I've seen cases that make me think that we may need to redesign how construction and position-evaluation compute types. To be clear, I suspect that I am responsible for the current situation, so any weaknesses are my fault. This interacts quite closely with #242 and perhaps it would be best to address both together. See also #359.

There is some ambiguity about what "element type" means for a container like an AbstractInterpolation. At one point, I think the clearest statement came from Jeff Bezanson, which is that the eltype should be the type of object returned when evaluated at integer positions, much as how getindex works on AbstractArrays. However, evaluating at other positions (or with positions encoded by non-integer types) may return objects of different type, because the mathematics performed may be different. One strong possibility is that if we implement #242, then we should make eltype(::AbstractInterpolation) a MethodError.

I've put together a short, simple test that illustrates how I think it should work. Currently, nearly half of these fail.

using Interpolations
using Test

# Non-promotable types that nevertheless have all required arithmetic operations defined.
# Except for the lack of promotion, CoefType ≈ Int and MultType ≈ Float64.
struct CoefType end
struct MultType end
for T in (CoefType, MultType)
    @eval begin
        Base.:*(::$T, ::$T) = MultType()
        Base.:*(::Real, ::$T) = MultType()
        Base.:*(::$T, ::Real) = MultType()
    end
end
Base.:*(::CoefType, ::Int) = CoefType()
Base.:*(::Int, ::CoefType) = CoefType()
Base.:*(::CoefType, ::Int) = CoefType()

Base.:+(::MultType, ::MultType) = MultType()
Base.:+(::CoefType, ::CoefType) = CoefType()

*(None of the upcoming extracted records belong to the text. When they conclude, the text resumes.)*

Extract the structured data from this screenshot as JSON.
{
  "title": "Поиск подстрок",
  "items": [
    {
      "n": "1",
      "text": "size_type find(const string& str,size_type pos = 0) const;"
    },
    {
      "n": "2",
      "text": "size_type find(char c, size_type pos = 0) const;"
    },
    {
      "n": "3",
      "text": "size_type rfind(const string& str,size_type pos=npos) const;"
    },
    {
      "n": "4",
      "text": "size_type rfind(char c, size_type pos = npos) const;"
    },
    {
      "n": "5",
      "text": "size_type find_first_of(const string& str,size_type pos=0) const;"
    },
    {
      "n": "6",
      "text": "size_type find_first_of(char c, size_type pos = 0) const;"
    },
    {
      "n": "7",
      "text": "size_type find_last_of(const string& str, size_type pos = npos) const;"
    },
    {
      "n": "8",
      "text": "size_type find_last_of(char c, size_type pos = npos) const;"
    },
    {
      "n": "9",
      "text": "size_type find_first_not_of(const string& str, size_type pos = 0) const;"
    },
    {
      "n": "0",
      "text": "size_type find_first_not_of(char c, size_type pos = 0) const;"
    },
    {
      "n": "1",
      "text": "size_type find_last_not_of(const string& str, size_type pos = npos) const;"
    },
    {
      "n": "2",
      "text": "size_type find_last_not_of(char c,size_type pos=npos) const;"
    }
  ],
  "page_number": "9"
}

@testset "Non-promotable types" begin
    @test promote_type(CoefType, MultType) === Any   # Any is the only type that "contains" both

    a = fill(CoefType(), 3)
    itp = interpolate(a, BSpline(Linear()))
    # When indexed with integers, linear interpolation does not perform any arithmetic operations.
    # Therefore, the result is of type CoefType.
    @test eltype(itp) === CoefType   # or a MethodError? But if it doesn't error, I think this is what it should return (for Linear)
    @test @inferred(itp(1)) === CoefType()
    # But when evaluated at intermediate positions, linear interpolation does perform arithmetic operations.
    # Therefore, the result is of type MultType.
    @test @inferred(itp(1.5)) === MultType()

    # Extrapolation should behave similarly.
    etp = extrapolate(itp, CoefType())
    @test eltype(etp) === CoefType
    @test @inferred(etp(1)) === CoefType()
    @test @inferred(etp(1.5)) === MultType()
    # Ensure that beyond-the-edge works the same as within-the-edge.
    @test @inferred(etp(4)) === CoefType()
    @test @inferred(etp(4.5)) === MultType()
end

Take-aways

We shouldn't use promote or promote_type. Fundamentally, promotion is about storage ("how do I create a container that can hold both of these objects?"), and that's different from computing the type of object returned by, e.g., (1-f)*a + f*b.

Downstream users, however, may receive new bugs from the lack of assumed real-arithmetic "widening". That is, currently we have

julia> eltype(interpolate([1, 2, 3], BSpline(Linear())))
Float64

because we effectively assume that the created object will be evaluated at Float64-encoded positions. If we change that to Int, as I'm proposing here (because the coefficients are Int), I can imagine that will break a lot of downstream code that relies on eltype(itp) returning something that can accomodate both Int and AbstractFloat evaluation locations. Making eltype throw a MethodError would be one way of preventing more subtle bugs because of this change.

The proposed change is separable from the AbstractArray matter.

The documented definition of eltype is as follows.

Determine the type of the elements generated by iterating a collection of the given type.

As long as iterate and getindex return types are consistent with eltype then I think we can subtype the AbstractArray interface.

Using getindex with non-integer indices has been deprecated for about six years in this package.

julia> itp[1.5]
┌ Warning: `getindex(itp::AbstractInterpolation{T, N}, i::Vararg{Number, N}) where {T, N}` is deprecated, use `itp(i...)` instead.
│   caller = top-level scope at REPL[13]:1
└ @ Core REPL[13]:1
1.5

We should remove methods of getindex for non-integers now. Correspondingly, we may also want to change the eltype to narrower definition.

I would not expect eltype to provide information about the return type from the function call syntax. I would use Base.return_types for that or in Julia 1.11, Base.infer_return_type.

Interesting. There's a lot I like about that. But for a possible counterview: a function is not iterable. Is an interpolant any different from a function?